08/08/2012 11:57 EDT | Actualisé 08/10/2012 05:12 EDT

Le ministère américain du Trésor et la Fed ont été "pris de court" par les accusations portées par un régulateur de New York contre la banque Standard Chartered, soupçonnée d'avoir dissimulé des transactions avec l'Iran, a affirmé le New York Times mercredi.

Le département des Services financiers (DSF) de New York a accusé lundi la banque britannique, qui dément catégoriquement, d'avoir mené avec l'Iran des transactions d'un montant total de 250 milliards de dollars en violation des sanctions américaines contre Téhéran.

Cette injonction "a pris de court d'autres agences qui enquêtaient sur la banque", notamment le Trésor, la Réserve fédérale (Fed) et le ministère américain de la Justice, écrit le quotidien américain, citant des sources proches du dossier.

"Avant lundi, ces autorités ne s'attendaient pas à une action" du régulateur de New York, ajoute le quotidien, qui affirme également que la nature des accusations portées contre la banque fait débat.

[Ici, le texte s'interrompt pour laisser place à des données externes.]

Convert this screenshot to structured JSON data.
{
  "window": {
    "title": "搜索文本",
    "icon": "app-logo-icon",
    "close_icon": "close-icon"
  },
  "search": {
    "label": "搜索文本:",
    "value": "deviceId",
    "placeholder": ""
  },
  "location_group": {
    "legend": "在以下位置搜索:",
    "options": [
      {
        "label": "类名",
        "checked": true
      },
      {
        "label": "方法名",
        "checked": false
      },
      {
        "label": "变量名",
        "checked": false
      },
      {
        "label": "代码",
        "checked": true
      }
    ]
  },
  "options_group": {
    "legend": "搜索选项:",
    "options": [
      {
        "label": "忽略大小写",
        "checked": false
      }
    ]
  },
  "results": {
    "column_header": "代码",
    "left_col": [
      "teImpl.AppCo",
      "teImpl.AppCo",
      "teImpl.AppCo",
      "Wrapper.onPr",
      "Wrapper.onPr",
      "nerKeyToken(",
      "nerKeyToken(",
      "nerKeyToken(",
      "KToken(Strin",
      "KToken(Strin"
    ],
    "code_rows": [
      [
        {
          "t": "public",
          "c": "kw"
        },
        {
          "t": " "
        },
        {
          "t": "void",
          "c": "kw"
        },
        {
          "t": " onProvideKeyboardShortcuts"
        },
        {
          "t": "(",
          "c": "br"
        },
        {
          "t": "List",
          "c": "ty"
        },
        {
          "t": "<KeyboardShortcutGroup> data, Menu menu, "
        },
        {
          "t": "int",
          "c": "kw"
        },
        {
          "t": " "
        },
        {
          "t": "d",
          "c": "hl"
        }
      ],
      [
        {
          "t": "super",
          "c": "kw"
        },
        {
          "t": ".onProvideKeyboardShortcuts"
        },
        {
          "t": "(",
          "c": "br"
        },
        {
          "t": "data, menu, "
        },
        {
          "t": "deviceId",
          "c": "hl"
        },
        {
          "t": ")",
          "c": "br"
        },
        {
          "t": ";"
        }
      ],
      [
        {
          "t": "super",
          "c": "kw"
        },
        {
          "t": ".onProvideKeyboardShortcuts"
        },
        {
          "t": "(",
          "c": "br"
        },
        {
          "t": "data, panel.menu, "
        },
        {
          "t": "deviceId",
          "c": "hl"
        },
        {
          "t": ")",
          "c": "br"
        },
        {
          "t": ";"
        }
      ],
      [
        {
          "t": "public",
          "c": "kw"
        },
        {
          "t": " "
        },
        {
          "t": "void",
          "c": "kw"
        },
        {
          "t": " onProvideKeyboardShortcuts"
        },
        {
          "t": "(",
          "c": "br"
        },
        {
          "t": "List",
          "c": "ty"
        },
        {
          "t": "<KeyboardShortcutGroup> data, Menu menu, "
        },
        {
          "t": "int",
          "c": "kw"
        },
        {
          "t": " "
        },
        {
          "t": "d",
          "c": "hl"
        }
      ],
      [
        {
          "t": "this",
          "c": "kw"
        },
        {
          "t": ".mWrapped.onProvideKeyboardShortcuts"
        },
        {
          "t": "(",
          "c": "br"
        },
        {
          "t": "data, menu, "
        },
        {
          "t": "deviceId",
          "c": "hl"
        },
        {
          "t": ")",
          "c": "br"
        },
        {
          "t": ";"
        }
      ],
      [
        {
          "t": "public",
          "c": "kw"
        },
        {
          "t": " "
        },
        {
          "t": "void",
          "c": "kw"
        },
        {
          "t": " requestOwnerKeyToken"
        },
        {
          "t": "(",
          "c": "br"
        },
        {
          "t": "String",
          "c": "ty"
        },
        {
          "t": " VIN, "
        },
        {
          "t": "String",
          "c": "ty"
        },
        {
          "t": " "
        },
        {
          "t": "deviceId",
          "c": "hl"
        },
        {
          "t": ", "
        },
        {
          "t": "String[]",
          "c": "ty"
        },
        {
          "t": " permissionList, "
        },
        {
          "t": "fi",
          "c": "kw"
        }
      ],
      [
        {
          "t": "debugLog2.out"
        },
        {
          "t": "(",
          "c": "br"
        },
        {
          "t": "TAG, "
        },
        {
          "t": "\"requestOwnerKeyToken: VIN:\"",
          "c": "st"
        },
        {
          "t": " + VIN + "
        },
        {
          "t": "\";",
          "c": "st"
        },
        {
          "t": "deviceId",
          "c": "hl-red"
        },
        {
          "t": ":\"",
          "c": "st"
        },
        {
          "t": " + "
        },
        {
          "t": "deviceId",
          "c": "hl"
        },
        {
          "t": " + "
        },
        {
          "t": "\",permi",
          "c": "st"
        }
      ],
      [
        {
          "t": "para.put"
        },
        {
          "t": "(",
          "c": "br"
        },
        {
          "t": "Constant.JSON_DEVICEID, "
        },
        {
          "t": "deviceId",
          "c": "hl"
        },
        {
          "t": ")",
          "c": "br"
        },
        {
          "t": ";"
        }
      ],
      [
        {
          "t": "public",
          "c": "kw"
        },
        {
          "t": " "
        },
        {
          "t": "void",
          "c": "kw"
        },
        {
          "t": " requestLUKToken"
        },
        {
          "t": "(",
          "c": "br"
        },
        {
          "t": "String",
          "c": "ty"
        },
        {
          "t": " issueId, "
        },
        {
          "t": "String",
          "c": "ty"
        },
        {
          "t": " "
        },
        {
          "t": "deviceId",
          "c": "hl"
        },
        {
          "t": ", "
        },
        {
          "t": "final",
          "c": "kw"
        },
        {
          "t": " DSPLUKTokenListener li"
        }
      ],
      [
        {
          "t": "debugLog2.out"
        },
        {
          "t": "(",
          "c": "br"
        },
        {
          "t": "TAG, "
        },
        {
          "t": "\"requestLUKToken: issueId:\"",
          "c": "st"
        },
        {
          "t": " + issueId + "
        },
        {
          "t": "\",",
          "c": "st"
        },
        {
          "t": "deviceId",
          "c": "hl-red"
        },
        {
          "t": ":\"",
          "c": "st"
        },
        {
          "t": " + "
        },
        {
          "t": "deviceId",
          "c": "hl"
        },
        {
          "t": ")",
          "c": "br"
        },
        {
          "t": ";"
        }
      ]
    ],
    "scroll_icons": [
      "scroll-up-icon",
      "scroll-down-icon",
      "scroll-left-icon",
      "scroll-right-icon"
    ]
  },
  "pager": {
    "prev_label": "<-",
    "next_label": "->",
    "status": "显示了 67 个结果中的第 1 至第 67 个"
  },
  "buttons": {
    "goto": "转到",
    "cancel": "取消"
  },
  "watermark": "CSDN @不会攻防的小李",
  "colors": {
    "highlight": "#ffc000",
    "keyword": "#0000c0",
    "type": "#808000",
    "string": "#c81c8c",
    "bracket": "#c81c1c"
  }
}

"Certains responsables du Trésor se demandent si (le régulateur new-yorkais) n'a pas pris une perspective trop large (...). Ils pensent que certaines des transactions sont certes discutables mais pas nécessairement illégales", écrit le New York Times, qui ajoute par ailleurs que la banque faisait l'objet d'une enquête de la Fed depuis 2010.

"Dans les cas de blanchiment d'argent, les autorités agissent presque toujours de concert. L'injonction (...) contre Standard Chartered a irrité plusieurs autres régulateurs qui se demandent si (l'autorité de New York) n'a pas agi trop vite", selon le journal.

Mercredi, le gouverneur de la Banque d'Angleterre Mervyn King s'est lui aussi étonné qu'un "seul régulateur, sans les autres, (ait) rendu publics (des faits) alors que l'enquête est toujours en cours".

Sollicité par l'AFP, le Trésor américain n'a pas réagi dans l'immédiat.